New Faculty Junchen Jiang Combines Systems and Machine Learning

August 08, 2018

When someone streams a movie, TV show, or video call on today’s internet, it’s usually still a one-on-one conversation between device and content provider, built from scratch. With each use, an application tries to best utilize its existing network conditions, which can lead to loss of quality, buffering, or full drops when those parameters change. Providers can try to bolster their side of the exchange by scaling up their resources, but still largely deliver their data reactively in response to each user’s individual environment.

To find a new protocol for delivering better streaming quality, new UChicago CS assistant professor Junchen Jiang blended two distinct areas of computer science: networked systems and machine learning. Through work with companies such as Microsoft, Google, and Conviva, Jiang observed that content providers monitor performance metrics for the use of their internet applications, but rarely turn around that data to improve quality. In his PhD thesis at Carnegie Mellon University, he proposed a top-down, data-driven approach to optimization that can improve user’s quality of experience in streaming applications.

“What if we have visibility across millions of users, and when these users connect to the same network, they're actually probing what's happening in the network and provide a comprehensive view of the whole internet?” Jiang said. “Based on that information, you can map the internet and try to monitor where is the problem space, what are the hotspots, where are the performance bottlenecks. From there, it opens up a whole new area: Using a data-driven approach to solve networking problems.”

Jiang joins the University of Chicago this summer after a year with Microsoft Research, expanding his idea to new areas such as counterfactual analysis for anticipating the benefits and consequences of system architecture. Again, he sought to apply machine learning to a classic systems problem, adapting methods previously developed for targeting internet ads to help data centers improve their performance.

However, many of Jiang’s active research projects flip his previous formula around, instead applying insights from the networked systems literature to modernize machine learning. Currently, most algorithms for machine learning are designed to run on powerful hardware co-located with data storage. But smartphones, wearable devices, and autonomous vehicles have created demand for distributed and decentralized machine learning capabilities that still provide accurate and real-time feedback.

Jiang has started exploring this problem in the area of video analytics through his Chameleon project, a controller that dynamically selects the best settings for input video data to maximize accuracy while using fewer resources.

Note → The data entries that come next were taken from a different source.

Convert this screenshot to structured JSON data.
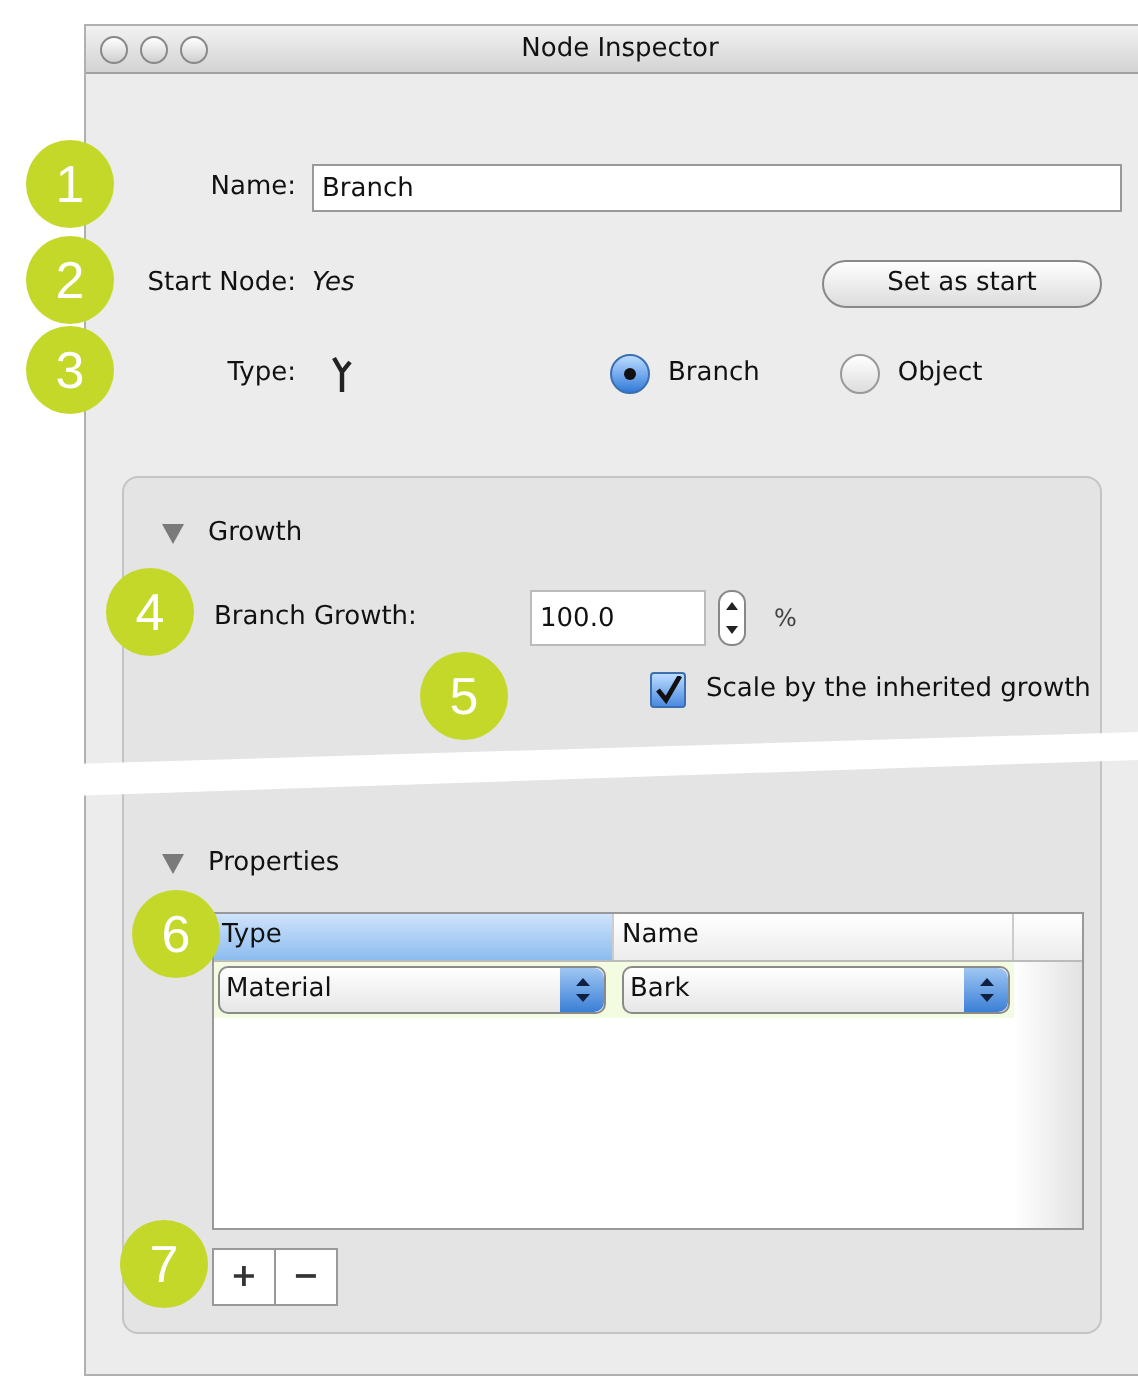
{
  "window": {
    "title": "Node Inspector"
  },
  "name_field": {
    "label": "Name:",
    "value": "Branch"
  },
  "start_node": {
    "label": "Start Node:",
    "value": "Yes",
    "button": "Set as start"
  },
  "type": {
    "label": "Type:",
    "options": [
      {
        "label": "Branch",
        "selected": true
      },
      {
        "label": "Object",
        "selected": false
      }
    ]
  },
  "growth": {
    "title": "Growth",
    "expanded": true,
    "field_label": "Branch Growth:",
    "value": "100.0",
    "unit": "%",
    "checkbox": {
      "label": "Scale by the inherited growth",
      "checked": true
    }
  },
  "properties": {
    "title": "Properties",
    "expanded": true,
    "columns": [
      {
        "label": "Type",
        "selected": true
      },
      {
        "label": "Name",
        "selected": false
      }
    ],
    "rows": [
      [
        "Material",
        "Bark"
      ]
    ],
    "buttons": [
      "+",
      "−"
    ]
  },
  "callouts": [
    "1",
    "2",
    "3",
    "4",
    "5",
    "6",
    "7"
  ]
}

He’s also interested in working with the Array of Things project, an urban sensing network built by UChicago and Argonne researchers that serves as a testbed for sensor and edge computing innovation.

Jiang said that projects like Array of Things and the opportunity to collaborate across specialties and with industry encouraged him to join UChicago CS.

“Having access to such platform is very beneficial to systems research and to transform abstract ideas into real world impact. Not many cities or universities have such initiative to deploy things, especially for research and exploratory purposes, “Jiang said. This is a good sign that doing systems research in Chicago can have an impact.”